Jan B. Poulsen

Personal information
- Full name: Jan Børge Poulsen
- Date of birth: 23 March 1946 (age 79)
- Place of birth: Store Heddinge, Denmark

Youth career
- Store Heddinge BK
- Rønne IK

Senior career*
- Years: Team / Apps / (Gls)
- 1969–1976: Boldklubben Frem / 155 / (45)
- 1976–1978: Store Heddinge BK

Managerial career
- 1976–1978: Store Heddinge BK
- 1979–1980: Boldklubben Frem (reserves)
- 1981–1982: Boldklubben Frem
- 1983–1986: Køge Boldklub
- 1987–1989: Boldklubben Frem
- 1990–1992: Denmark (assistant)
- 1992–1999: Denmark u-21
- 2001–2003: Singapore
- 2004: FC Bornholm
- 2005–2006: Lyngby BK (youth)
- 2006–2007: Jordan U-20
- 2008–2009: Armenia
- 2010–2012: Tanzania
- 2013–2014: Solrød FC
- 2014–2015: Haslev FC

= Jan B. Poulsen =

Danish footballer and manager (born 1946)

Jan Børge Poulsen (born 23 March 1946) is a Danish football manager and former player who played as midfielder, spending most of his professional career at Boldklubben Frem.

==Coaching career==
During the 1980s Poulsen coached Boldklubben Frem and Køge Boldklub.

In 1990, he was named Richard Møller Nielsen's assistant for the Denmark national team, and he was part of the team that won the Euro 1992. After the win in 1992 he was promoted to head coach of the Denmark U21 national team. He had this job until 1999, when he was named new sporting director of the Singapore national team. When Vincent Subramaniam was sacked in 2001 due to bad results, Poulsen stepped in to replace him. This did not help Singapore and Poulsen himself was sacked in 2002.

He then returned to Denmark to a couple of minor coaching jobs. In 2006, he made an agreement with Greve Fodbold to become new head coach, but at the same time he got the offer to become coach of the Jordan U-20s. In the end he accepted the job from Jordan.

In January 2008, he accepted an offer to become the head coach of the Armenia national team. On 30 March 2009, Poulsen was relieved of his duties from the Football Federation of Armenia.

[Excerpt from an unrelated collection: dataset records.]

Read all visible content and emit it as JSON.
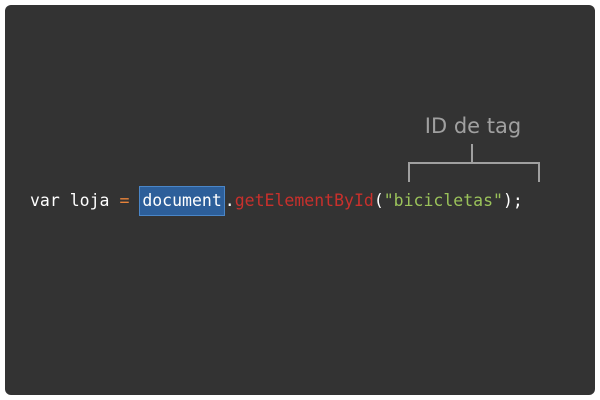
{
  "annotation": {
    "label": "ID de tag"
  },
  "code": {
    "keyword": "var",
    "variable": "loja",
    "operator": "=",
    "object": "document",
    "dot": ".",
    "method": "getElementById",
    "open_paren": "(",
    "argument": "\"bicicletas\"",
    "close": ");"
  },
  "colors": {
    "background": "#333333",
    "highlight": "#2d5f9a",
    "method": "#c9302c",
    "string": "#9ac25a",
    "operator": "#e8833a",
    "annotation": "#a0a0a0"
  }
}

Poulsen took over as the head coach of Tanzania national team in August 2010 after being appointed by the Tanzanian Football Federation from a short-list of five from 59 applicants. After four months in charge of the team, he led Tanzania to victory in the 2010 CECAFA Cup - the first win of the country since 1994. He left Tanzania in May 2012 and was replaced by his fellow Dane and namesake Kim Poulsen.

In August 2013 he became new manager of the Danish lower league club Solrød FC. In the summer of 2014 he was named new manager of Haslev FC.